Tuvimos mala estrella las mujeres rojas,
madres de los hijos huérfanos.
Soportamos
como pudimos,
la desgracia de quedarnos solas
en un lecho que fue tumba
a partir de aquel dieciocho de julio,
catorce de agosto, día que le dicen de la Virgen,
o nueve de octubre
de un año
mil novecientos treinta y seis,
atravesado por el odio.
Sobrevivimos a duras y a penas la cárcel,
el hambre,
el ricino,
el oprobio,
la vejación,
la intemperie,
la derrota vitalicia, perpetua.
Cobijamos en el seno el cantero de pan robado al amo
-qué digo robar, hoy sé que era nuestro-,
que repartimos, tú un pellizco, tú otro, tú otro más
entre una recua de críos
famélicos de hambre y sed y afecto.
Bruñimos el pomo de latón de la casa ajena,
y de rodillas, como quien cumple una penitencia,
dimos de mazarrón las baldosas de los zaguanes,
acarreamos agua de los caños,
vendimos la caza furtiva a la mujer del boticario y el pañero,
cavamos la tierra,
arrancamos la vid
cultivamos hortalizas,
estraperlamos con tocino pegado al cuerpo en vagones de tercera,
trabajamos, sí, hasta dejar la mitad de nuestro cuerpo en el campo, la fábrica, la mina,
la otra en el hogar deshecho.
Escribimos cartas de amor y viento en noches oscuras, sin luna,
pues no sabíamos escribir ni leer, no nos enseñaron,
cartas de clemencia y súplica.
Y nuestros hijos nos leyeron una y otra vez, insaciablemente,
en cuartos sin ventana a media tarde,
aquellas otras cartas escritas en capilla
que los muertos,
antes de ser muertos,
nos dejaron en legado:
“Sacas la ropa al aire para que no se apolille”,
“Paga las treinta pesetas que dejé a deber a zutano”,
“No dejes que peguen, nunca dejes que peguen a nuestros hijos”,
“Que aunque no he hecho nada muero inocente”

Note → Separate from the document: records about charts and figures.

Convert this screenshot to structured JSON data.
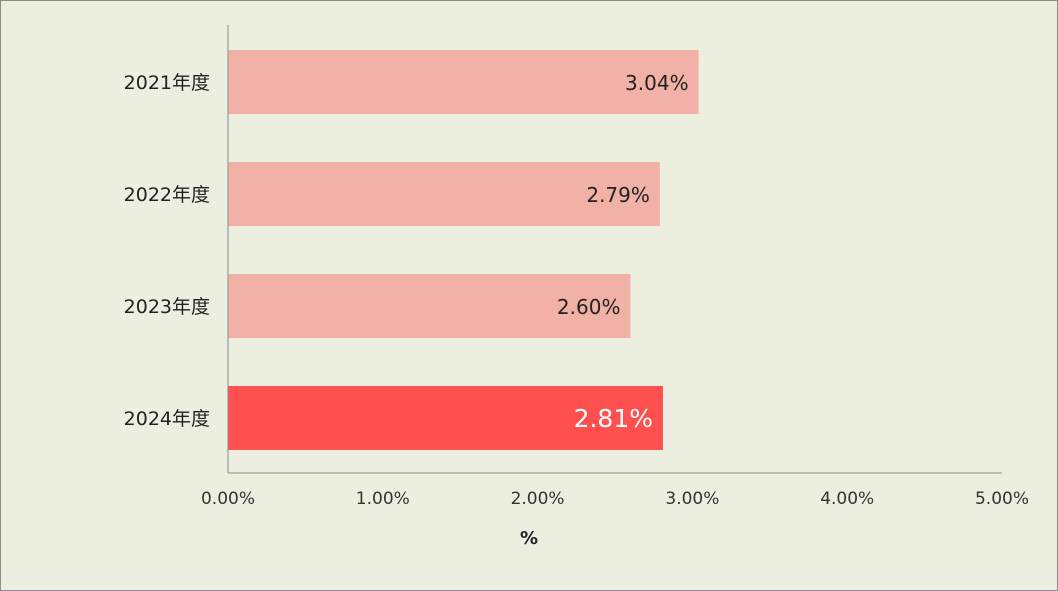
{
  "chart_data": {
    "type": "bar",
    "orientation": "horizontal",
    "categories": [
      "2021年度",
      "2022年度",
      "2023年度",
      "2024年度"
    ],
    "values": [
      3.04,
      2.79,
      2.6,
      2.81
    ],
    "value_labels": [
      "3.04%",
      "2.79%",
      "2.60%",
      "2.81%"
    ],
    "highlight_index": 3,
    "xlabel": "%",
    "ylabel": "",
    "title": "",
    "xlim": [
      0,
      5
    ],
    "xticks": [
      0,
      1,
      2,
      3,
      4,
      5
    ],
    "xtick_labels": [
      "0.00%",
      "1.00%",
      "2.00%",
      "3.00%",
      "4.00%",
      "5.00%"
    ],
    "grid": false,
    "legend": "none"
  },
  "colors": {
    "background": "#ecefe0",
    "bar": "#f2b1a6",
    "bar_highlight": "#ff5050",
    "axis": "#8c8c8c"
  }
}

“Recuerdos a todos de este buen amigo y mártir de la libertad”.
Cantamos nanas tristísimas que hablaban de pájaros cautivos,
de flores arrancadas de cuajo,
de mariposas cazadas con red, luego embalsamadas con primor.

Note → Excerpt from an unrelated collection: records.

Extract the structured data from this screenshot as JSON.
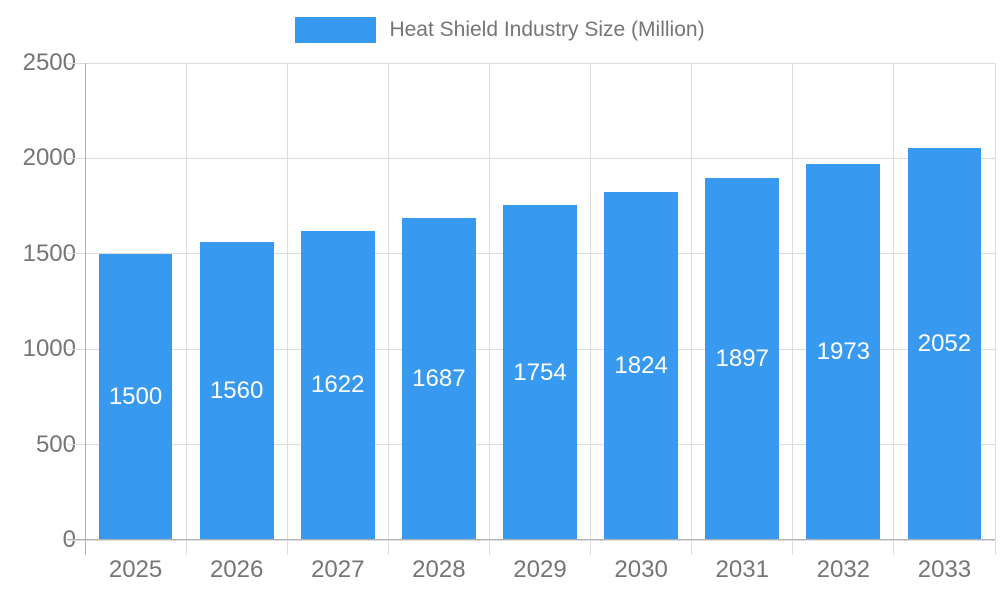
{
  "legend": {
    "label": "Heat Shield Industry Size (Million)"
  },
  "chart_data": {
    "type": "bar",
    "title": "Heat Shield Industry Size (Million)",
    "categories": [
      "2025",
      "2026",
      "2027",
      "2028",
      "2029",
      "2030",
      "2031",
      "2032",
      "2033"
    ],
    "values": [
      1500,
      1560,
      1622,
      1687,
      1754,
      1824,
      1897,
      1973,
      2052
    ],
    "xlabel": "",
    "ylabel": "",
    "ylim": [
      0,
      2500
    ],
    "yticks": [
      0,
      500,
      1000,
      1500,
      2000,
      2500
    ],
    "grid": true,
    "legend_position": "top",
    "bar_color": "#3899F0",
    "value_label_color": "#ffffff",
    "axis_label_color": "#757575",
    "gridline_color": "#dcdcdc",
    "axis_line_color": "#b0b0b0"
  }
}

Aprendimos a escuchar en los sonidos que se ocultan
en el rincón más profundo del silencio.
Y que el silencio
ayuda a salvar la vida
pero,
poco a poco,
la ahoga.
Fuimos taquígrafas, maestras, cantineras, taquilleras,
floristas, cupletistas, comediantas,
putas, sirvientas, modistillas,
obreras de fábricas,
amas de casa, -profesiónsuslaboresp’aserviradiosyausteeeeee-,
madres de hijos huérfanos -ya lo he dicho, pero lo repito-,
viudas vitalicias.
Nos despojamos de nuestro cuerpo cuando nos violaron,
aunque el pensamiento siempre quedó intacto.
Peregrinamos erráticas por cementerios
preguntando al enterrador por el nombre
de nuestros muertos: ¿Conoce al abuelo José,
al bisabuelo Andrés, a la hermana Luna?
Sonreímos tristemente
-lo nuestro fue a partir de entonces
una sonrisa
que antes de nacer
se moría de pena en la comisura de los labios-.

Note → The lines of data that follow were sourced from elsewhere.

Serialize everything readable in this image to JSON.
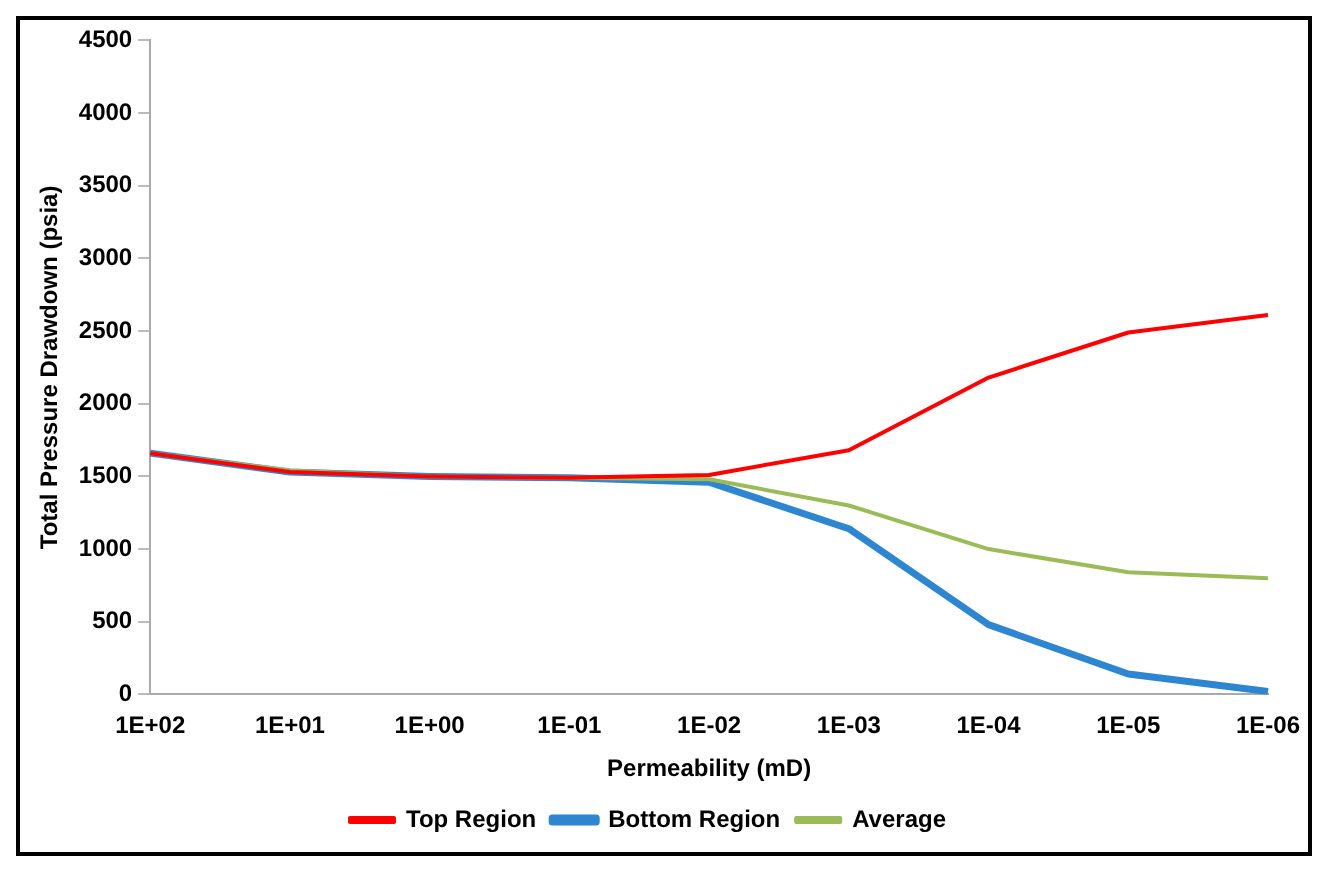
{
  "chart_data": {
    "type": "line",
    "xlabel": "Permeability (mD)",
    "ylabel": "Total Pressure Drawdown (psia)",
    "categories": [
      "1E+02",
      "1E+01",
      "1E+00",
      "1E-01",
      "1E-02",
      "1E-03",
      "1E-04",
      "1E-05",
      "1E-06"
    ],
    "series": [
      {
        "name": "Top Region",
        "color": "#ff0000",
        "values": [
          1660,
          1530,
          1500,
          1490,
          1510,
          1680,
          2180,
          2490,
          2610
        ]
      },
      {
        "name": "Bottom Region",
        "color": "#2f86d0",
        "values": [
          1660,
          1530,
          1500,
          1490,
          1460,
          1140,
          480,
          140,
          20
        ]
      },
      {
        "name": "Average",
        "color": "#9bbb59",
        "values": [
          1660,
          1540,
          1500,
          1490,
          1480,
          1300,
          1000,
          840,
          800
        ]
      }
    ],
    "ylim": [
      0,
      4500
    ],
    "yticks": [
      0,
      500,
      1000,
      1500,
      2000,
      2500,
      3000,
      3500,
      4000,
      4500
    ],
    "grid": false,
    "legend": "bottom",
    "marker": "none",
    "line_style": "solid"
  }
}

Reproducimos, noche tras noche, la caricia perdida,
el beso pre-sentido,
el abrazo.
Soñamos nubes,
peces -su multiplicación y milagro-,
charcos, risas,
panes, palabras,
lunas, yemas,
piel: ternura.
Guardamos, como oro en paño, guardamos,
relojes parados a las seis y diez de la madrugada,
por ejemplo, es un ejemplo,
lapiceros con la punta roma que ya no escribirán más,
cartas, ah de las cartas…
Y aun derrotadas,
vencidas,
cautivas,
desarmadas,
no nos rendimos,
ni olvidamos el tiempo pretérito
en la firme convicción
de que la memoria no es sino amor,
un amor que dura más de lo que dura la vida.